RealClimate & Climate Science

    Geochemist bridges the gap between science and popular perception

    Eric Steig looks for answers about global warming in some of the Earth’s most frigid spots. His walk-in freezers at the University of Washington are stacked with boxed ice cores from Antarctica and Greenland kept so cold he wears a parka and gloves to retrieve them.

    Steig, a geochemist, analyzes air bubbles and isotopes in the ice to reconstruct past temperatures and carbon-dioxide levels. He planned a career in physics until an undergraduate field project on the Juneau glacier fields kindled his passion for snow and ice.

    At 39, he belongs to a generation of climate researchers more open to global warming than the older guard, including Wallace and Battisti. Steig is also more frustrated by the way a handful of skeptics has dominated public debate.

    “Many of us have felt our voices are drowned out by the very well-funded industry viewpoint.”

    He and several colleagues set out this year to bridge the gap between science and popular perception with a Web log called RealClimate.org. Researchers communicate directly with the public and debunk what they see as misinformation and misconceptions. By giving equal coverage to skeptics on the fringe of legitimate science, journalists fuel the perception that the field is racked with disagreement.

    “You get the impression it’s 50-50, when it’s really 99-to-1,” Steig said.
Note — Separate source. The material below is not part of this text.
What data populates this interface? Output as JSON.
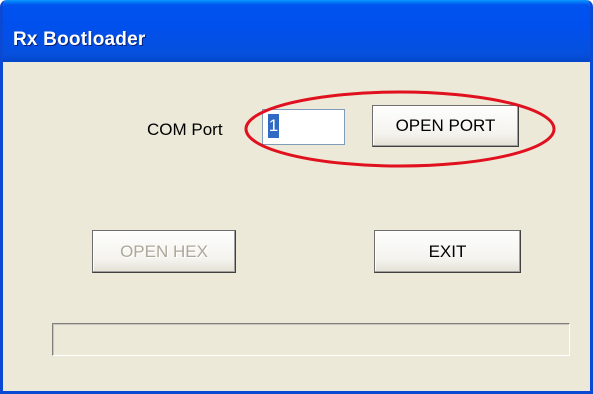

    Over the past decade, coal and oil interests have funneled more than $1 million to about a dozen individual global-warming skeptics as part of an effort to “reposition global warming as theory rather than fact,” according to industry memos first uncovered by former Boston Globe journalist Ross Gelbspan.

    From 2001 to 2003, Exxon Mobile donated more than $6.5 million to organizations that attack mainstream climate science and oppose greenhouse-gas controls. These think tanks and advocacy groups issue reports, sponsor briefings and maintain Web sites that reach a far wider audience than scholarly climate journals.”